Poca trasparenza nella Commissione Ue degli Stati sovraniL’incontra a Bruxelles tra Ursula von der Leyen e i commissari designati – foto Ap

Blanda l’analisi dei dossier su eventuali conflitti di interesse, mentre si moltiplicano le intese tra il Ppe e l’estrema destra Ecr

Pubblicato circa 5 ore faEdizione del 4 ottobre 2024

Calcio d’inizio della maratona che porterà alla conferma della nuova Commissione europea per i prossimi 5 anni, che dovrebbe entrare in carica effettiva il prossimo 1° dicembre, una compagine molto più a destra di quella precedente, situazione che dipende dai colori dei governi dei 27.

IERI, LA COMMISSIONE Affari Giuridici (Juri) del Parlamento europeo – 25 membri, presidente Renew – ha iniziato l’analisi delle dichiarazioni dei 26 commissari in pectore (solo la presidente Ursula von der Leyen è esclusa dall’esame), per stabilire che non ci siano palesi conflitti di interesse per le personalità prescelte, tutte presentate dalle nazioni di appartenenza, secondo la regola da esercito messicano che ha stabilito un commissario per paese anche dopo gli ultimi allargamenti, bocciando l’ipotesi di un esecutivo più ristretto, più “europeo” e meno pletorico, che avrebbe però comportato l’accettazione, da parte dei 27 membri (anche dei sei “grandi”), di non avere la certezza per una legislatura di un commissario “nazionale”. Questa prima tappa finirà il 18 ottobre, seguita da audizioni dei prescelti, per due settimane, a partire dal 4 novembre, di fronte alle commissioni parlamentari competenti.

NON È SOLO CUCINA dietro le quinte del potere europeo: è in gioco la qualità della democrazia europea, un passaggio delicato per le istituzioni Ue sempre in costruzione e ancora contestate nel loro pieno diritto di esistenza, tanto più in un periodo di forte crescita dell’estrema destra euroscettica. Ma proprio la maggiore presenza dell’estrema destra al Parlamento europeo rischia di avere l’effetto di annacquare le audizioni e di lasciar passare chiunque.

È una grossa differenza rispetto al 2019: solo 5 anni fa, la commissione Juri aveva bocciato alla prima analisi due candidati (una socialista rumena e un Ppe ungherese, poi sostituiti dai rispettivi stati) e poi aveva bloccato la francese Sylvie Goulard di Renew nella seconda tappa dell’audizione, c’era effettivamente un problema etico, ma avevano giocato anche le rivalità tra i gruppi, un S&D e un Ppe subito bocciati, la vendetta era stata contro la candidata Renew.

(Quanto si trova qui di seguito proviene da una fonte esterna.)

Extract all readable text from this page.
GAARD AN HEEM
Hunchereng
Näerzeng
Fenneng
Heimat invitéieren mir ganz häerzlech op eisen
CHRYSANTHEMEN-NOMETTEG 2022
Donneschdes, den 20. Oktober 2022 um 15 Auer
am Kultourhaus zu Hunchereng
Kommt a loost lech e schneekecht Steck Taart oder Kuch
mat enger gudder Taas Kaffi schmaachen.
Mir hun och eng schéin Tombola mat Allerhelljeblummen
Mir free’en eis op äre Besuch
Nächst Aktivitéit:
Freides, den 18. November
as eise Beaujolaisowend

OGGI QUESTO GIOCO di bilancia politica potrebbe essere soffocato dall’emergenza del momento: la vecchia “maggioranza Ursula” centrista (Ppe, S&D, Renew) è uscita indebolita dalle ultime europee e la presidente si sta ben accomodando con la nuova configurazione dell’Europarlamento, anche se è grazie al voto dei Verdi che è stata rieletta molto meglio che nel 2019 (allora aveva avuto solo 9 voti di maggioranza, a luglio ha ottenuto 401 voti su 284). Per rassicurare la sua base, von der Leyen ha promesso «nessuna cooperazione strutturata» con il gruppo di estrema destra Ecr, ma subito dopo alla formazione dove siedono Fratelli d’Italia sono state date 3 presidenze di commissioni parlamentari, una novità, facendo entrare la destra radicale a pieno titolo nel gioco europeo. A Ecr è stata soprattutto data una vice-presidenza esecutiva della Commissione, attribuita a Raffaele Fitto, e le intese Ppe-Ecr si moltiplicano – ultima in ordine di tempo il rimando di un anno dell’applicazione delle regole per bandire l’import di prodotti agricoli provenienti dalle deforestazioni.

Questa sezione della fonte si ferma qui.